I don't know why I'm crying
I don't know if it's cause you did it
Or if it's cause of how much it hurt..
Well I don't know why I'm trying
I don't know if it's cause I'm lonely
and cause I feel like fucking dirt?
You'll always be everything
You'll always be nothing..
Equalize and equal me and you too.

Don't you know that I was exactly like you?
I did everything your doing and I still do
I know how you feel and I know it's shit
It feels like your drowning in your own spit
But please, don't go that far, not at all..
cause once you do, you know it's me who'll fall..

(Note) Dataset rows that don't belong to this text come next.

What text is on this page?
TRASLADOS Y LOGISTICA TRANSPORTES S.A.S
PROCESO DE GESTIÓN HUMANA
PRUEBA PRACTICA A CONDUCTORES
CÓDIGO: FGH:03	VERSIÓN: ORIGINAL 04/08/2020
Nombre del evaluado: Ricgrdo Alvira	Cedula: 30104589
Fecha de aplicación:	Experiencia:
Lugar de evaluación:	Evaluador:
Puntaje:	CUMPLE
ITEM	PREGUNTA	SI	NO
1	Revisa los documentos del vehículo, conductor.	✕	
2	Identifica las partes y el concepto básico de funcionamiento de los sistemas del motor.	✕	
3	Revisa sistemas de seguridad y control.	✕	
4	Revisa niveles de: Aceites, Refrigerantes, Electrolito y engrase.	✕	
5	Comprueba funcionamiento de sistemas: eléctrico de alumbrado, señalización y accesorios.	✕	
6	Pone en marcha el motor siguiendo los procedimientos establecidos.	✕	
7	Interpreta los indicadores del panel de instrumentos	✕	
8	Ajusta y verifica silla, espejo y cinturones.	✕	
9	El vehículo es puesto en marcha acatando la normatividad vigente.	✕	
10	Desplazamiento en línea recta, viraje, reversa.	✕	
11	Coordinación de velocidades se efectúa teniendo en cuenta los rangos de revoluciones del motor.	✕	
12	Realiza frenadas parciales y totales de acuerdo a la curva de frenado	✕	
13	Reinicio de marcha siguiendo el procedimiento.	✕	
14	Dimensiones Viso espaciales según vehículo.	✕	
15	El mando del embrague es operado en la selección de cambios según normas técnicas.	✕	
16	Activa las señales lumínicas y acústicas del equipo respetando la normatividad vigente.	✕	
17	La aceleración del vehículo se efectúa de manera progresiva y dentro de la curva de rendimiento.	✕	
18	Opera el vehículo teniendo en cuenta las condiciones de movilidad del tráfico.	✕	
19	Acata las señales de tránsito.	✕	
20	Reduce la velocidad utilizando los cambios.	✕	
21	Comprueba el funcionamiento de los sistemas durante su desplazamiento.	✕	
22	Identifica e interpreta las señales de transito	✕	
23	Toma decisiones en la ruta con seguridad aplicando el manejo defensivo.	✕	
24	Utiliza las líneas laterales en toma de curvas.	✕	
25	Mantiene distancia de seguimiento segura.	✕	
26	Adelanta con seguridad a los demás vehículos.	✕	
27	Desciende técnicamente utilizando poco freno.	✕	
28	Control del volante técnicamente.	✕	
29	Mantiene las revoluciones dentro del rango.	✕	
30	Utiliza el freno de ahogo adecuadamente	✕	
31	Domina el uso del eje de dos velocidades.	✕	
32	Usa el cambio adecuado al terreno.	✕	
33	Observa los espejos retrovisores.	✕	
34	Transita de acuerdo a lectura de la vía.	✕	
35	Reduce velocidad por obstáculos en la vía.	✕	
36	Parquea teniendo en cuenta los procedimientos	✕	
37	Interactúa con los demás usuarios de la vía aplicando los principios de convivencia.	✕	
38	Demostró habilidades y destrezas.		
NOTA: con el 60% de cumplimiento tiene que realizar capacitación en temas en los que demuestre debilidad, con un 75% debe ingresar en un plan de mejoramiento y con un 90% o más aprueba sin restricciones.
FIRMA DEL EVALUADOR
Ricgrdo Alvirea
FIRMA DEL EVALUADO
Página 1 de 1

I don't know why I'm crying
I don't know if it's cause you did it
Or if it's cause of how much it hurt..
Well I don't know why I'm trying
I don't know if it's cause I'm lonely
and cause I feel like fucking dirt?
You'll always be everything
You'll always be nothing..
Equalize and equal me and you too.

I always wished that I met somebody like you
But now I don't know how to deal with it, what to do..
I know how much it hurts, it's fucking hell
But I hope and if he's listening, I pray..
I just hope the sickness will pass and get to me
Before it gets to you..
I hope your well.

Well maybe I don't understand anything at all
Maybe you think I'm someone pushing til you fall
I don't know what you think and I guess I never will
I just hope I can be your cure for whatever's making you ill.